The consequences of sexual assault fall overwhelmingly on the victims.
There has been much wringing of hands about the damage done to American men by accusations of sexual assault, as brilliantly chronicled this week by The Washington Post’s Philip Rucker and Robert Costa.
But any fretting on behalf of those accused of assault should take into account research that shows that millions of victims of sexual assault have paid a serious, measurable price, physically and mentally.
Less than a third of rape incidents are reported to the police, according to an analysis by the nonprofit advocacy group RAINN (the Rape, Abuse and Incest National Network), which combined Justice Department National Crime Victimization Surveys from 2010 to 2014 with other federal data to track what happened to perpetrators.
Just 5.7 percent of incidents end in arrest, 0.7 percent result in a felony conviction and 0.6 percent result in incarceration, RAINN found. The organization’s website notes these figures are approximations, not scientific estimates, because their analysis “combines data from studies with different methodologies.”

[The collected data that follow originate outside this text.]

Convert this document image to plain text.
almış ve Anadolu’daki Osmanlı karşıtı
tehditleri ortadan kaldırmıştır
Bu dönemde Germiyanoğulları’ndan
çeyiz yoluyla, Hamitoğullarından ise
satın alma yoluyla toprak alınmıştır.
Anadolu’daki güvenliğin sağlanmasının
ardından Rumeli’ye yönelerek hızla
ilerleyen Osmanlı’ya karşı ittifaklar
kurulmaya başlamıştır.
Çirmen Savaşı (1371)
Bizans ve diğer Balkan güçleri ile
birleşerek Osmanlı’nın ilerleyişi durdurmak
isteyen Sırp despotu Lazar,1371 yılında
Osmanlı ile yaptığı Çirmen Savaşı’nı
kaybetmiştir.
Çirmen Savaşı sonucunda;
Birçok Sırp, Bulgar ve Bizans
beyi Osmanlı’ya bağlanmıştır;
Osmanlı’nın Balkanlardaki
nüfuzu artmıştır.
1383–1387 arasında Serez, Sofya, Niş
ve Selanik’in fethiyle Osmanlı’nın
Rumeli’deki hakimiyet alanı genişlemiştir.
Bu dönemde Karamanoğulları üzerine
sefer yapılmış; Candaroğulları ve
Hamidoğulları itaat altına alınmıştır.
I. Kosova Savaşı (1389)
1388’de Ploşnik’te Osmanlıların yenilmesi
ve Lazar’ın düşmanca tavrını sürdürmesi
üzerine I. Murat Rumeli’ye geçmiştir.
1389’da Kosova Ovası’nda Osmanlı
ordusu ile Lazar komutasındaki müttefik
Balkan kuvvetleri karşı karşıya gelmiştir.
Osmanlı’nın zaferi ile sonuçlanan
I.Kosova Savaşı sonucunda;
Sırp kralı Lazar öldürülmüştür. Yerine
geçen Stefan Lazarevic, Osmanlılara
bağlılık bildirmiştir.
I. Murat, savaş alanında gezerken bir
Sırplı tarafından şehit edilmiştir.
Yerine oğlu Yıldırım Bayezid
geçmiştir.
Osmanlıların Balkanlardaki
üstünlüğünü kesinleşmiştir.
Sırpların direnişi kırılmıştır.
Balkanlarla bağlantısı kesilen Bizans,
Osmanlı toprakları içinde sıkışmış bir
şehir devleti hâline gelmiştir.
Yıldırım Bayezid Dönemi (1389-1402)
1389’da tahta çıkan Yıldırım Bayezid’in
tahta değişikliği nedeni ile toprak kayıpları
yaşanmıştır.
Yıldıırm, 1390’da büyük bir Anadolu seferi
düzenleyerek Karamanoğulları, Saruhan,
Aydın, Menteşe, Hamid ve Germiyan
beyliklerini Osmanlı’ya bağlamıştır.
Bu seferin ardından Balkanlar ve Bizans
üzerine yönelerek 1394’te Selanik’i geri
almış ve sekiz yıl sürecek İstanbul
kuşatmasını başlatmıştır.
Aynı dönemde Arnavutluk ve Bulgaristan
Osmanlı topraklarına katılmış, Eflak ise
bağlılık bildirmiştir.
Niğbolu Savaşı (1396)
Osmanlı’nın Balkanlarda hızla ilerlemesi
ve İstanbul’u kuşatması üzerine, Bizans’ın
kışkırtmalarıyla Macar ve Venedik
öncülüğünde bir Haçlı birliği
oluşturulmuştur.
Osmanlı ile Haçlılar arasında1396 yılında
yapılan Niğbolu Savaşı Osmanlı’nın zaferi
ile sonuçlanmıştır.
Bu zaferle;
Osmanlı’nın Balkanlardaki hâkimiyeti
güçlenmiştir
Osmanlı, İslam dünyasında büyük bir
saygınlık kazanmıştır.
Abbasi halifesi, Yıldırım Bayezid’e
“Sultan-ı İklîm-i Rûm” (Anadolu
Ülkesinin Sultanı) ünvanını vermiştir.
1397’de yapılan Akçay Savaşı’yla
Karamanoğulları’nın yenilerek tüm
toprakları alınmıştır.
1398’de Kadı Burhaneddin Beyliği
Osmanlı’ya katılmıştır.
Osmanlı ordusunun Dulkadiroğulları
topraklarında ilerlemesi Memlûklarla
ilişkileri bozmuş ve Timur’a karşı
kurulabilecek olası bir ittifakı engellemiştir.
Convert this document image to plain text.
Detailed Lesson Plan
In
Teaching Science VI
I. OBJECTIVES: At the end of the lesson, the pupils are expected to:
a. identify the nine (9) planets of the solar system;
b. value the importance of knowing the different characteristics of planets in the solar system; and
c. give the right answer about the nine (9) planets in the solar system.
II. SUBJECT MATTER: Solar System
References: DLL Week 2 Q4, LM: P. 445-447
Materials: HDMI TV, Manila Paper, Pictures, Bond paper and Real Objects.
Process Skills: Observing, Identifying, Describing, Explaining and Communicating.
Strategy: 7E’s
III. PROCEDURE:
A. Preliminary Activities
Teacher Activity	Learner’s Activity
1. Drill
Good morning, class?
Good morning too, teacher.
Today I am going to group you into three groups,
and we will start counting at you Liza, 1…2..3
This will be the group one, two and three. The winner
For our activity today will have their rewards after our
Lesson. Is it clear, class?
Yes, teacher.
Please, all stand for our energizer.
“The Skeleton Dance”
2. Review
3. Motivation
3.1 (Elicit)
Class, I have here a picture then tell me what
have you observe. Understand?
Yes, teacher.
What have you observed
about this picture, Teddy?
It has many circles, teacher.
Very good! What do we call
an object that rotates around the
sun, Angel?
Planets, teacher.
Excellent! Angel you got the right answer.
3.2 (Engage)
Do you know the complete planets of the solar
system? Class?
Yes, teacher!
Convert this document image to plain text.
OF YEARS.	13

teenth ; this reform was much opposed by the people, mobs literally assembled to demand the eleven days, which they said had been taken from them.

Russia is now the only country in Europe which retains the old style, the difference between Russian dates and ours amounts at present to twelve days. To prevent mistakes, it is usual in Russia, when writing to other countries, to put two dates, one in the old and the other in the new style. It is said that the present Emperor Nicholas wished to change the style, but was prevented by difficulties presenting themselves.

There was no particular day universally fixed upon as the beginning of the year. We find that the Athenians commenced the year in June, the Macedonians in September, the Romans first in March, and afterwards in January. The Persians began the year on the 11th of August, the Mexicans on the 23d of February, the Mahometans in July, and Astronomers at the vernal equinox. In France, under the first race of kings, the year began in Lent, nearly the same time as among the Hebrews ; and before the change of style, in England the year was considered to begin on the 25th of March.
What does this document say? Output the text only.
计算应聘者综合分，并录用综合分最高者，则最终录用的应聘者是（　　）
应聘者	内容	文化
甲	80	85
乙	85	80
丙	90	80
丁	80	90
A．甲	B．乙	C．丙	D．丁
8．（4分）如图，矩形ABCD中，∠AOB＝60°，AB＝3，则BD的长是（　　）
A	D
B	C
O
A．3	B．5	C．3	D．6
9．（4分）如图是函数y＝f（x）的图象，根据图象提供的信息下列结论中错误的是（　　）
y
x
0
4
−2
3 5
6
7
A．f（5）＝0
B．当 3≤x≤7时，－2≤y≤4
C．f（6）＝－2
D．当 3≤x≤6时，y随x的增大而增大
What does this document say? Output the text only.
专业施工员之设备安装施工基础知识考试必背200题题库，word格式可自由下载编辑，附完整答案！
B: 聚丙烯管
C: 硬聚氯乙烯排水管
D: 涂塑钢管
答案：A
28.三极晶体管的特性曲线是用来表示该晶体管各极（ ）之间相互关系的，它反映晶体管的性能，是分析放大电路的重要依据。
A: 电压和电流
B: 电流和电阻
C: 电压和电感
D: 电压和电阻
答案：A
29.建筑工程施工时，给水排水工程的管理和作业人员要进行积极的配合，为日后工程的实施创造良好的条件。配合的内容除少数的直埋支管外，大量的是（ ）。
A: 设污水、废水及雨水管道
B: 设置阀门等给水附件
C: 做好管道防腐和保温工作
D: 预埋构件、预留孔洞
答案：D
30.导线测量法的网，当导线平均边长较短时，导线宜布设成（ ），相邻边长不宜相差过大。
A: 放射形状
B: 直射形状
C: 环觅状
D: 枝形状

The specter of false accusation looms large in the backlash chronicled by Rucker and Costa, but a 2009 review of research from around the world, based on credible sources, indicates only between 2 and 8 percent of all sexual assault reports were false. Again, the research looks only at reported incidents. Most incidents aren’t reported.
Not only do rape and sexual assault typically go unreported, but definitions also vary, and many of the mental and physical effects are slow to manifest and challenging to detect. Survey findings vary based on how questions are phrased and what population is surveyed.
Almost 9 out of every 10 sexual assault victims experience some level of distress, with 46 percent experiencing severe distress — a higher number than we see among victims of robbery or aggravated assault, according to an analysis by Justice Department statisticians Lynn Langton and Jennifer Truman of 2009-2012 figures from the massive annual crime victimization survey mentioned above. Other sources place the figure even higher.
Three-quarters of victims experience significant social and emotional problems in the wake of assault — at work or school and with friends and family. About 58 percent of victims are injured in the assault, suffering some combination of cuts, bruises, broken bones, gunshot wounds, internal injuries and rape injuries. More than a third of victims are injured badly enough to require treatment, typically in a hospital.
A 2009 literature review in the journal Trauma, Violence & Abuse by Rebecca Campbell, Emily Dworkin and Giannina Cabral found “rape is one of the most severe of all traumas, causing multiple, long-term negative outcomes.” Patterns remained consistent over time, which allowed them to include more than two decades of research.
The relevant studies found between 17 and 65 percent of women (they specify gender in this specific case) who have been assaulted develop PTSD. It is later noted that the 17 percent is an outlier on the low end. Most studies find somewhere between 33 and 45 percent.
As many as 82 percent of victims experience fear and anxiety, and between 12 and 40 percent are diagnosed with generalized anxiety, depending on the study.
Between 13 and 51 percent of victims are diagnosed with depression, and between 2 and 19 percent attempt suicide, depending on the study.
Even with the dozens of studies cited by Campbell and her colleagues, we still don’t have a full picture of just how deeply sexual assault, or any type of sexual harassment, harms its victims.
Earlier this year, The Post’s William Wan chronicled the emergence of a body of research on these issues, focusing on a study that found women who experienced traumatic sexual harassment or assault had impaired cardiovascular function. Other studies, Wan reported, have found similar results for sleep, headaches, gastrointestinal issues and eating disorders.